Of course, the relevance of these studies to the non-avian situation is an important issue as exposure to mycotoxins, including OTA, routinely might occur under conditions wherein foodstuffs become contaminated in the field or under less-than-ample storage conditions. In an experiment where female Fisher rat dams were fed lead acetate, Miller et al. (1998) reported a significant decrease in the ex vivo and in vivo immunological status of rat progeny who were not exposed to any additional lead apart from that ingested by their dams. Taking into account the similarities in immunotoxic effects from lead in the progeny of lead-fed rat dams and the noted changes in the immunological status of the progeny of breeder hens kept on OTA-contaminated diets, it could be assumed that there might also exist some immunotoxic effects of OTA in the progeny of mammalian hosts accidentally-exposed to OTA in their daily diets. Of course, the different chemistries/solubilities of lead ions as compared to those of the far-bulkier OTA residues might mean that the relative kinetics of exposure/dosing from mother-to-offspring could be vastly different. Future studies in our laboratories and those of colleagues will endeavor to examine the effects from OTA-contaminated diets provided to rodent dams on both the mothers and their offspring. Only then will the true relevance of the current studies with the hens/chicks become much clearer.

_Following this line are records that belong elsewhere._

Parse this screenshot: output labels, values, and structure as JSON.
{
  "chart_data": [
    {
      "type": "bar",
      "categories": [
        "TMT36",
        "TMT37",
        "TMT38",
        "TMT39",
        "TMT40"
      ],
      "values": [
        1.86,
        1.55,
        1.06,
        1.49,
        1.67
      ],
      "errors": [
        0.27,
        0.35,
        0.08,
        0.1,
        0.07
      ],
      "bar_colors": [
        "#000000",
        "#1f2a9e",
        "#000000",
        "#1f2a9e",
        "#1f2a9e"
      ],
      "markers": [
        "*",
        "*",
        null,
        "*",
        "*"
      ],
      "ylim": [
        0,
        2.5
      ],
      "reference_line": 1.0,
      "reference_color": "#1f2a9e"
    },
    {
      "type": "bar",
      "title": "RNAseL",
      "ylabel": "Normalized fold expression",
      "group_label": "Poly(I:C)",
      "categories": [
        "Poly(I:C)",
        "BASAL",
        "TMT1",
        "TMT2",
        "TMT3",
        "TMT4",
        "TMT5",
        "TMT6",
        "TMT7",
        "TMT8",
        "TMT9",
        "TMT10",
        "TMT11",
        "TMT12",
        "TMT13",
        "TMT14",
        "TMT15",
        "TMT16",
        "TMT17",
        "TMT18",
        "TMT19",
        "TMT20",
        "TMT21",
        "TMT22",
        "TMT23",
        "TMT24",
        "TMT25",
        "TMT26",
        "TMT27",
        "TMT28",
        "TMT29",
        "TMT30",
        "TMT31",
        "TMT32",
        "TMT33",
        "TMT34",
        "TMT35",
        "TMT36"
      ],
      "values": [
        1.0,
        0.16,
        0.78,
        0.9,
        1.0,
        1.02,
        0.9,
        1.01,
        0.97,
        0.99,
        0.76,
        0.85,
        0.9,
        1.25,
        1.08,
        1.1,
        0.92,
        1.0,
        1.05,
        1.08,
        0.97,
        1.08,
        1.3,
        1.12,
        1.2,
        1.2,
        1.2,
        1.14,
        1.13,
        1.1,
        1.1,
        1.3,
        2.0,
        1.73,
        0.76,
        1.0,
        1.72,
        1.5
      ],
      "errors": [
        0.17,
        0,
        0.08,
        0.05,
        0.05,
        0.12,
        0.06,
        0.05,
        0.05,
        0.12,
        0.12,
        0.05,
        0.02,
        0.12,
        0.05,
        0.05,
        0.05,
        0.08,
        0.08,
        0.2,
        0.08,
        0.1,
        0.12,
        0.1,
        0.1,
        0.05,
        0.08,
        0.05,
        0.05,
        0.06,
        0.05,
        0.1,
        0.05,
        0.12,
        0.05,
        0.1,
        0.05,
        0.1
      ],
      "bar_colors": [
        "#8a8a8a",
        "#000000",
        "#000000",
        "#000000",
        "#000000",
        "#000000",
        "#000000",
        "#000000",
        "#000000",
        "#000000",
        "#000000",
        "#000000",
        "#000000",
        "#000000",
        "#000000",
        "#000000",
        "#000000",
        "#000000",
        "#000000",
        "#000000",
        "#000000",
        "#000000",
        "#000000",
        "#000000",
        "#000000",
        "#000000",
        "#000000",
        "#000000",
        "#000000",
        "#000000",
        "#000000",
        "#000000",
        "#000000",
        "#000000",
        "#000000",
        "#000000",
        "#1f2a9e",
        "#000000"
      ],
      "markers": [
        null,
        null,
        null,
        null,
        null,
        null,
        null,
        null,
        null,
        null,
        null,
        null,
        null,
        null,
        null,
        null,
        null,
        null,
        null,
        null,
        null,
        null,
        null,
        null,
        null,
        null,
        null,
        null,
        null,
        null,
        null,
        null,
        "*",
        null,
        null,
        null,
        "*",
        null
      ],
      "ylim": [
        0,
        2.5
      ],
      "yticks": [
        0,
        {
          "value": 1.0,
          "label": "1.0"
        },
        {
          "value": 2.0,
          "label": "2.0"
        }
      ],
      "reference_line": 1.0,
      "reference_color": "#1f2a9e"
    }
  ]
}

Nevertheless, based upon the results of the present study, we conclude that a presence of OTA in rations provided to breeder hens can result in significant depression of the immunological status of their progeny.

Acknowledgments

The authors highly acknowledge the financial support of the Higher Education Commission of Pakistan during the study period.

Declaration of interest

The authors report no conflicts of interest. The authors are alone responsible for the content and writing of the paper.